What’s most intriguing as a direction is the way we’re starting to link poem with song, or introduce a song with a long preamble that might well be a poem. Such synthesis begins to emerge from the second stanza of “Witt,” the title piece of Patti’s second collection—look at this land where we am. Lost souls. Failed moon over the carnival—and off we au-go-go to the “Land of a Thousand Dances.” She knows Chris Kenner’s original, I remember East LA versions by Thee Midniters and Cannibal and the Headhunters, and “DNV” loves to dance. William Burroughs had given Patti a copy of The Wild Boys, and from it has grown the feral character of Johnny, his Homeric wanderings, each dance never the same. She always liked telling stories to her siblings, to Robert, to the gang at the Chelsea. Now she’s story-timing a growing downtown audience.

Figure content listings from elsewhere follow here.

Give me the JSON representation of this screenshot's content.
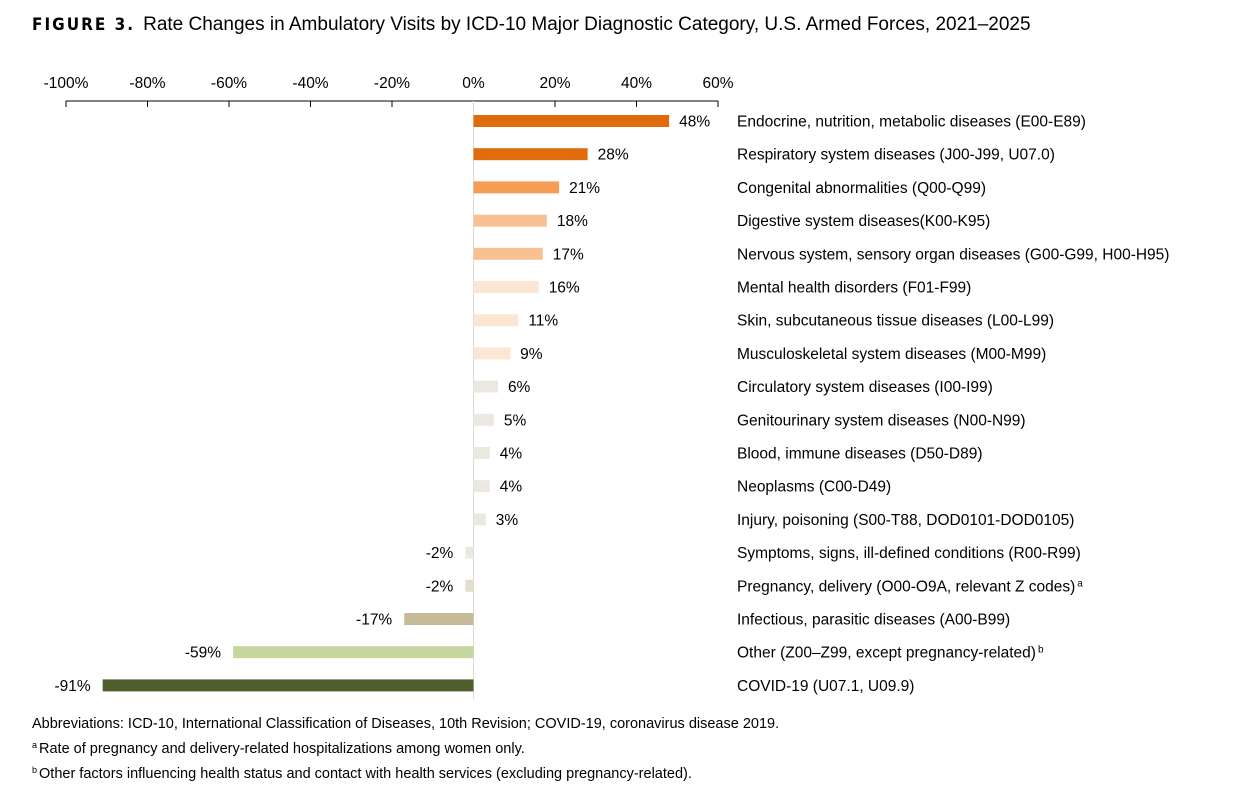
{
  "figure": {
    "label": "FIGURE 3.",
    "title": "Rate Changes in Ambulatory Visits by ICD-10 Major Diagnostic Category, U.S. Armed Forces, 2021–2025"
  },
  "chart_data": {
    "type": "bar",
    "orientation": "horizontal",
    "xlim": [
      -100,
      60
    ],
    "x_ticks": [
      -100,
      -80,
      -60,
      -40,
      -20,
      0,
      20,
      40,
      60
    ],
    "x_tick_labels": [
      "-100%",
      "-80%",
      "-60%",
      "-40%",
      "-20%",
      "0%",
      "20%",
      "40%",
      "60%"
    ],
    "axis_position": "top",
    "grid": false,
    "legend": "none",
    "categories": [
      "Endocrine, nutrition, metabolic diseases (E00-E89)",
      "Respiratory system diseases (J00-J99, U07.0)",
      "Congenital abnormalities (Q00-Q99)",
      "Digestive system diseases(K00-K95)",
      "Nervous system, sensory organ diseases (G00-G99, H00-H95)",
      "Mental health disorders (F01-F99)",
      "Skin, subcutaneous tissue diseases (L00-L99)",
      "Musculoskeletal system diseases (M00-M99)",
      "Circulatory system diseases (I00-I99)",
      "Genitourinary system diseases (N00-N99)",
      "Blood, immune diseases (D50-D89)",
      "Neoplasms (C00-D49)",
      "Injury, poisoning (S00-T88, DOD0101-DOD0105)",
      "Symptoms, signs, ill-defined conditions (R00-R99)",
      "Pregnancy, delivery (O00-O9A, relevant Z codes)",
      "Infectious, parasitic diseases (A00-B99)",
      "Other (Z00–Z99, except pregnancy-related)",
      "COVID-19 (U07.1, U09.9)"
    ],
    "category_superscripts": [
      "",
      "",
      "",
      "",
      "",
      "",
      "",
      "",
      "",
      "",
      "",
      "",
      "",
      "",
      "a",
      "",
      "b",
      ""
    ],
    "values": [
      48,
      28,
      21,
      18,
      17,
      16,
      11,
      9,
      6,
      5,
      4,
      4,
      3,
      -2,
      -2,
      -17,
      -59,
      -91
    ],
    "value_labels": [
      "48%",
      "28%",
      "21%",
      "18%",
      "17%",
      "16%",
      "11%",
      "9%",
      "6%",
      "5%",
      "4%",
      "4%",
      "3%",
      "-2%",
      "-2%",
      "-17%",
      "-59%",
      "-91%"
    ],
    "bar_colors": [
      "#e06b0a",
      "#e06b0a",
      "#f59d52",
      "#f7c193",
      "#f7c193",
      "#fbe6d4",
      "#fbe6d4",
      "#fbe6d4",
      "#ebe8df",
      "#ebe8df",
      "#ebe8df",
      "#ebe8df",
      "#ebe8df",
      "#ebe8df",
      "#e3dfd0",
      "#c7bb97",
      "#c6d69f",
      "#4f5e2d"
    ]
  },
  "notes": {
    "abbreviations": "Abbreviations: ICD-10, International Classification of Diseases, 10th Revision; COVID-19, coronavirus disease 2019.",
    "footnote_a_mark": "a",
    "footnote_a": "Rate of pregnancy and delivery-related hospitalizations among women only.",
    "footnote_b_mark": "b",
    "footnote_b": "Other factors influencing health status and contact with health services (excluding pregnancy-related)."
  }
}
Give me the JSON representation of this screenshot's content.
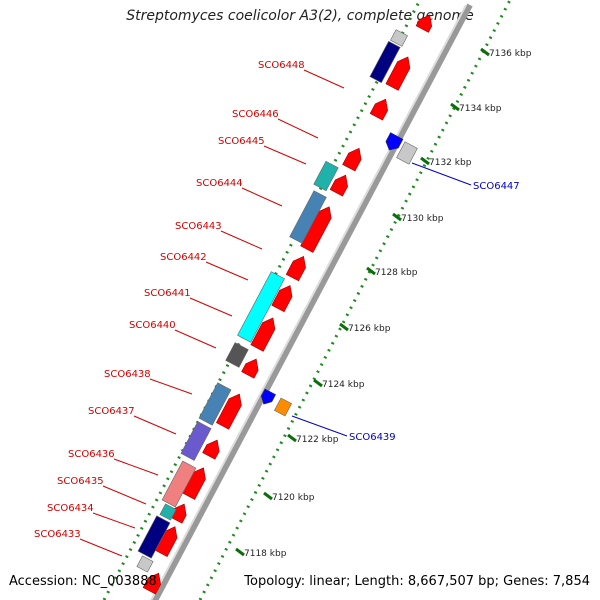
{
  "title": "Streptomyces coelicolor A3(2), complete genome",
  "accession": "Accession: NC_003888",
  "summary": "Topology: linear; Length: 8,667,507 bp; Genes: 7,854",
  "colors": {
    "gene_label_forward": "#d40000",
    "gene_label_reverse": "#0000c8",
    "forward_gene": "#ff0000",
    "backbone": "#999999",
    "ruler_dots": "#1f8a1f"
  },
  "scale_ticks": [
    "7118 kbp",
    "7120 kbp",
    "7122 kbp",
    "7124 kbp",
    "7126 kbp",
    "7128 kbp",
    "7130 kbp",
    "7132 kbp",
    "7134 kbp",
    "7136 kbp"
  ],
  "gene_labels_left": [
    "SCO6448",
    "SCO6446",
    "SCO6445",
    "SCO6444",
    "SCO6443",
    "SCO6442",
    "SCO6441",
    "SCO6440",
    "SCO6438",
    "SCO6437",
    "SCO6436",
    "SCO6435",
    "SCO6434",
    "SCO6433"
  ],
  "gene_labels_right": [
    "SCO6447",
    "SCO6439"
  ]
}
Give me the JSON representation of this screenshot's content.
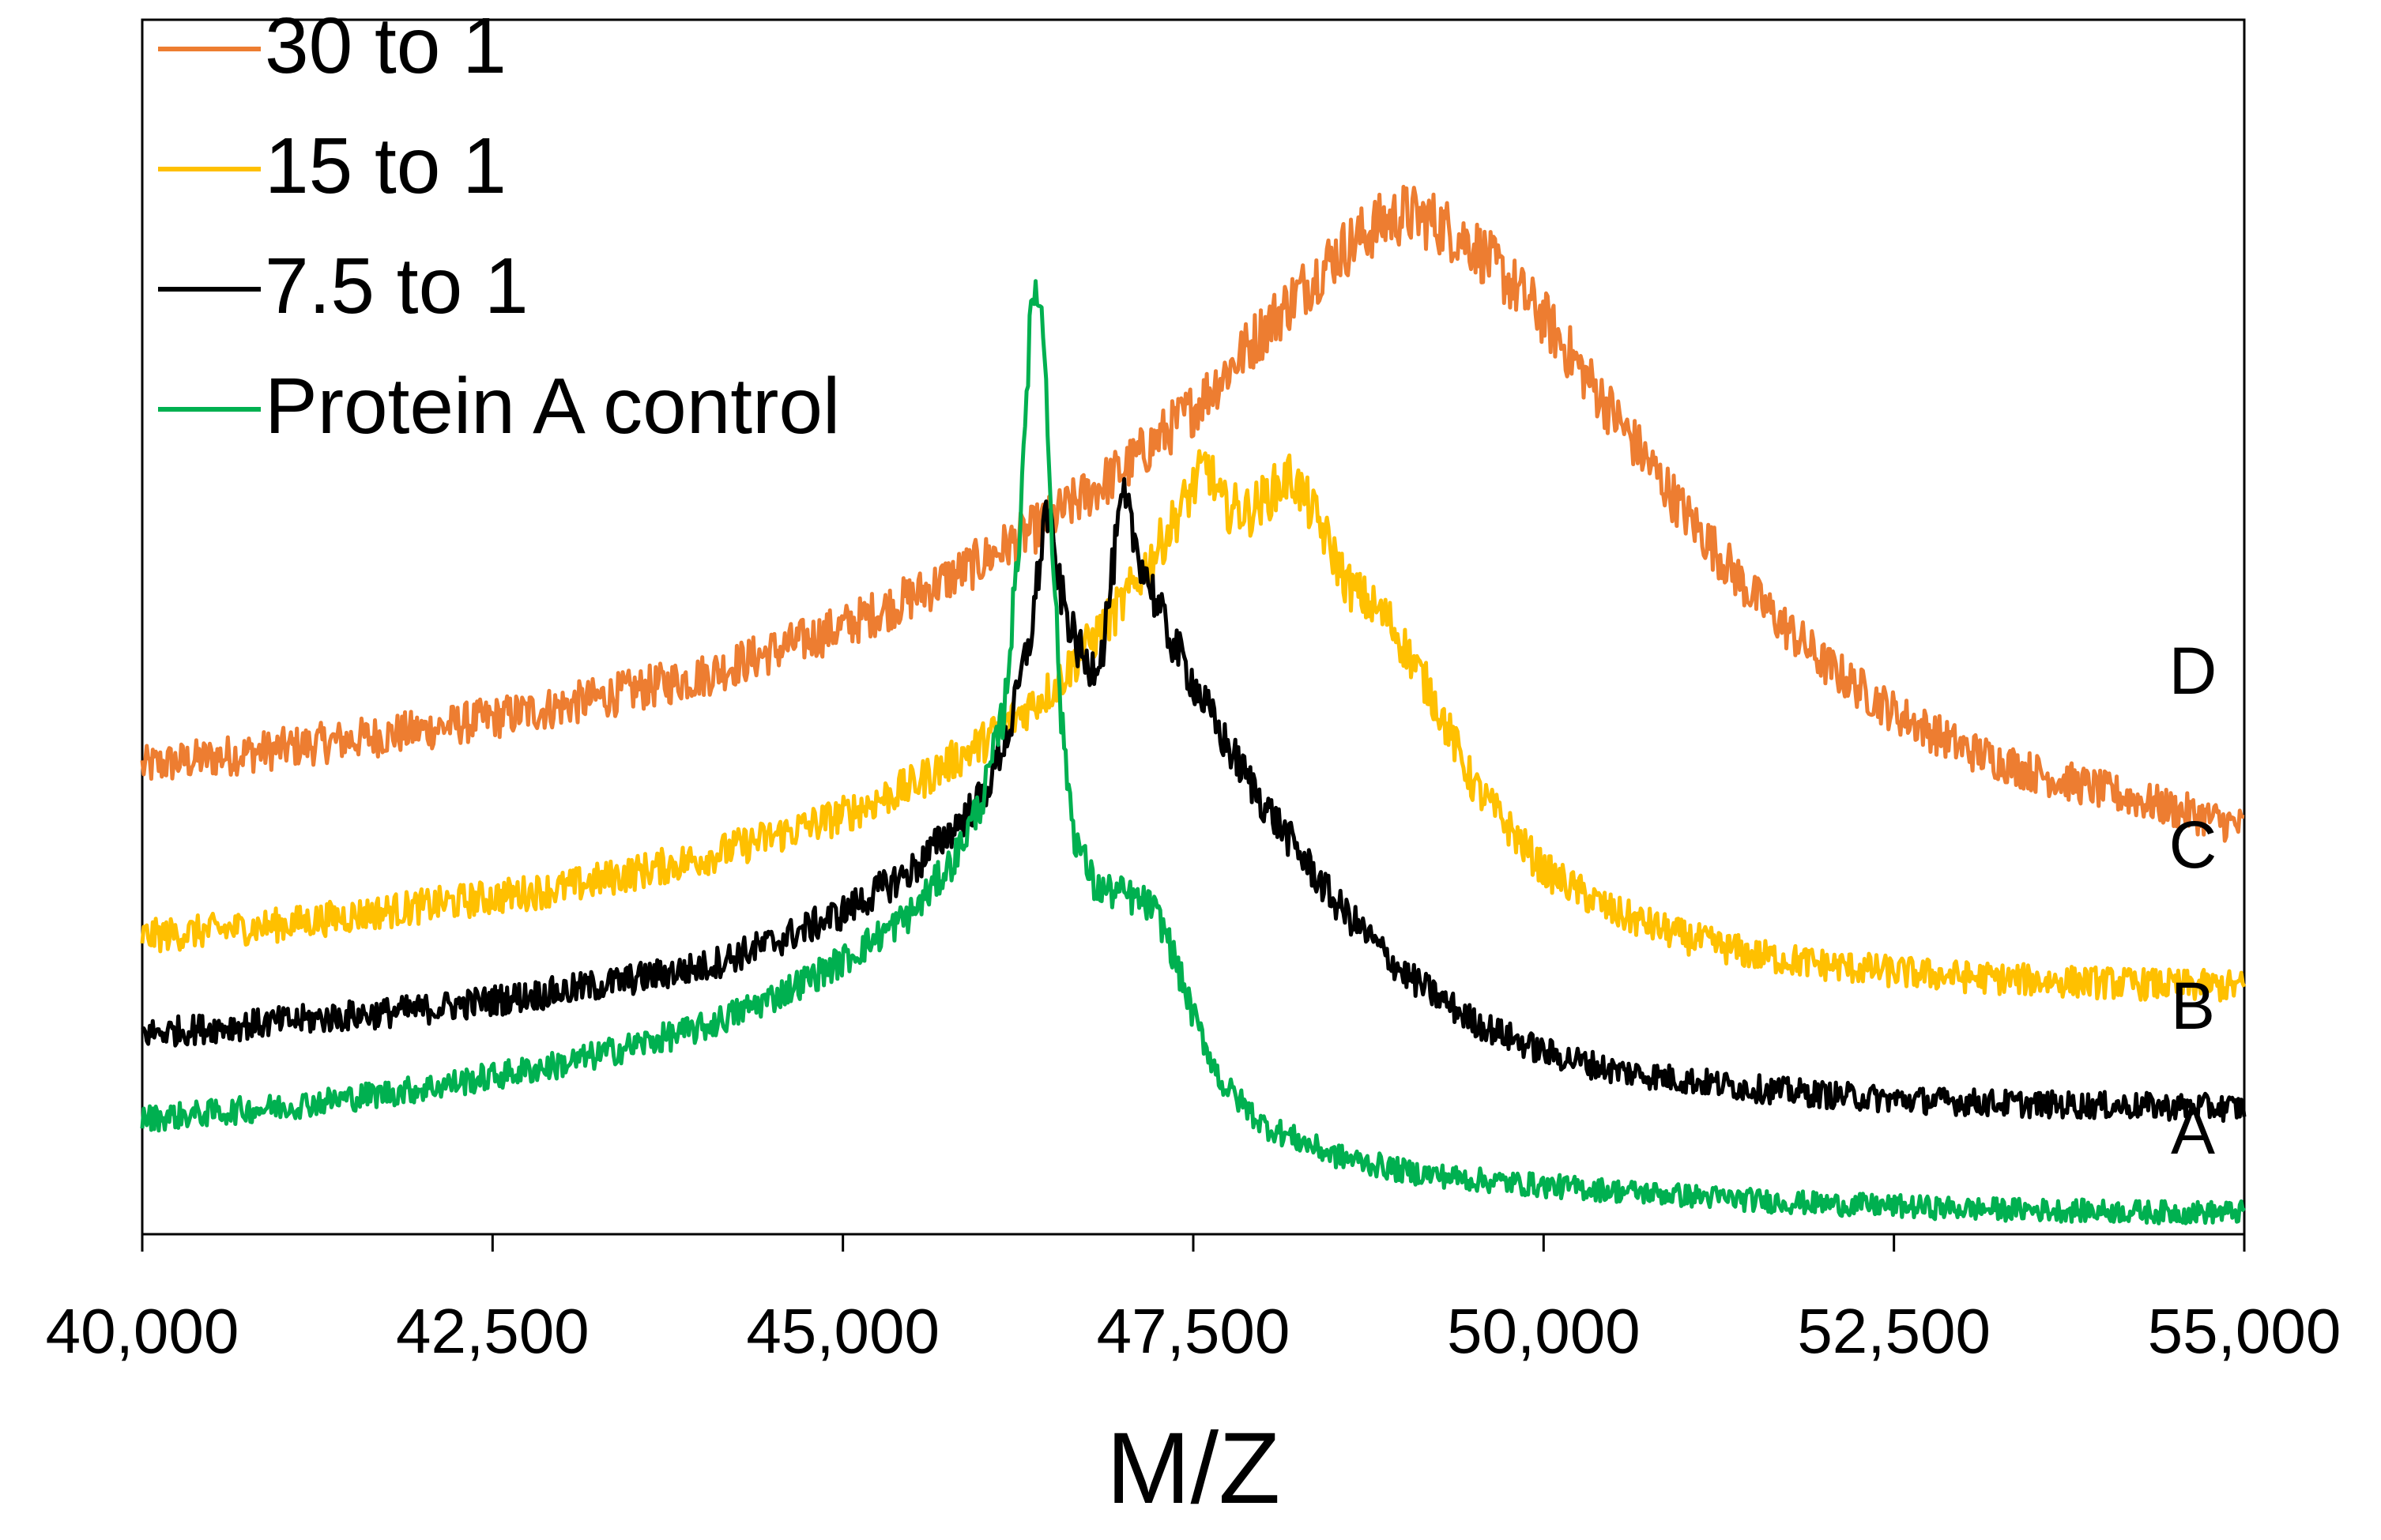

Patti and Tom [Verlaine] spark, the undeniable of attraction. They share a belief in flying saucers and spherical music, their dance beguiling to watch as it unfolds, incrementally slow, over the spring of 1974. It is circumspect, as each is, as much as you can be in a small club where there is no back room, all shifting downward glances and secret lingo, encouragements, mutual respect. Every night I would go down to the bar / Where he played guitar, Patti would preface “We Three” over the next decades, reminiscing the moment and bringing it back to stage left front where Tom stood, just within reach. The third party is enigmatic: Is it Allen Lanier of the Blue Öyster Cult whom she lives with, or Richard Hell who wishes he could live with her? Or her own commitment to art, which must be delicately held in balance in any relationship?
On June 5 we book a session at Electric Lady Studios to see what we sound like on a record, with its own imbalanced relationship, where you sing to yourself and hope it’s heard beyond the microphone. Robert stakes us to the tune of a thousand dollars and we’re ready to press play.
It’s 9 p.m. in Studio B of Electric Lady, in the back, eight-track, and we won’t use all of them. …. Because Richard and I are key and tempo, we bring Tom Verlaine with us to provide abstraction. “Hi Jimi,” Patti whispers into the microphone before we begin his slowed version of “Hey Joe” (through Tim Rose) that we are attaching to Patti’s poem, now called “60 Days”: Sixty days ago she was just a little girl / And now here she is with a gun her hand. When it’s Tom’s turn, we encourage him to spiral as far outré as he can go, mixing his two takes together for a maelstrom of double helix. With fifteen minutes left in the three-hour session, Patti recites “Piss Factory,” me and DNV tap-dancing beneath her, emphasizing the never return and I will travel light and the be somebody, which, at least in recorded form, we are now. At midnight, Tom and Patti take a ride on the Staten Island Ferry, marrying our bands.